I'm super sensitive to Sybille Goldet's work which I discovered thanks to Art From Future. For me, she makes some kind of "drawn photographs". I can feel all the intensity of the emotions when she captures her scene in the form of a drawing. There is something very authentic in her works, whether it's her line, the chosen moment of life, the composition.

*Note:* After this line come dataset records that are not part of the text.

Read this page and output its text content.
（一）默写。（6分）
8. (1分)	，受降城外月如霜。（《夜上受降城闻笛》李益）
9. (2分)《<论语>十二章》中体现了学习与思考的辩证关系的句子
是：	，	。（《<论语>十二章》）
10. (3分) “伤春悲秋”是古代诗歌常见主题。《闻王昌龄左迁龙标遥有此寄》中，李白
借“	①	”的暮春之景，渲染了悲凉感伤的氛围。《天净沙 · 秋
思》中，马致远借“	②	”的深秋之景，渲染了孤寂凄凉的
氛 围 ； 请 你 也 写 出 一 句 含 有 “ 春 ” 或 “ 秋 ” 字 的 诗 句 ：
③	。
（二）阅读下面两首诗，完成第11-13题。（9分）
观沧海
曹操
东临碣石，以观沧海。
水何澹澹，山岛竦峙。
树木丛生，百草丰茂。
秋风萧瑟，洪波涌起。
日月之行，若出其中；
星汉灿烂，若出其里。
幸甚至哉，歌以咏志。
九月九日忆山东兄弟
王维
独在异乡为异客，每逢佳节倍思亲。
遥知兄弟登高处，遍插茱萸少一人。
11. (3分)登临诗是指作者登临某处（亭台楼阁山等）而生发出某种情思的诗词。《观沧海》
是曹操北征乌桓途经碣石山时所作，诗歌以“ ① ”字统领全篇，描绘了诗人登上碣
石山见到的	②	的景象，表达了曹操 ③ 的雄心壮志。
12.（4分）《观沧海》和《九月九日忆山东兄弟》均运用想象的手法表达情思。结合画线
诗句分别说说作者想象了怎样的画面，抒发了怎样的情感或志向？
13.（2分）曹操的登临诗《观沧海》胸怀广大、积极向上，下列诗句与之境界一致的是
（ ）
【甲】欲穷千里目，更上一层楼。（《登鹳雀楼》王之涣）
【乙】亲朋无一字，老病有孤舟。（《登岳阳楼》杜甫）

I think that today, in the world in which we live, we can't escape the reality of everyday life as it catches up with us.

Sybille Goldet’s works are a true testimony of our time, with a generation that lives in the present: instantaneity of the image (recording everything, filming everything, photographing everything as if memory were more important than the present moment), but also instantaneity of life: in 2020-2021, we live from day to day, we are forced to be in the present time because the future is every day uncertain.

And finally, the immediacy of death: the circulating disease reminds us that tomorrow everything can stop. It's Sibylle's way of depicting the daily life and what one can feel in this period, that I like in her work.

Thank you very much Clara

Thank you Art From Future for letting me express myself through this interview. And an even bigger thank you for highlighting the contemporary art scene with such enthusiasm and for supporting all these young artists in their projects! Great things are coming, I'm sure!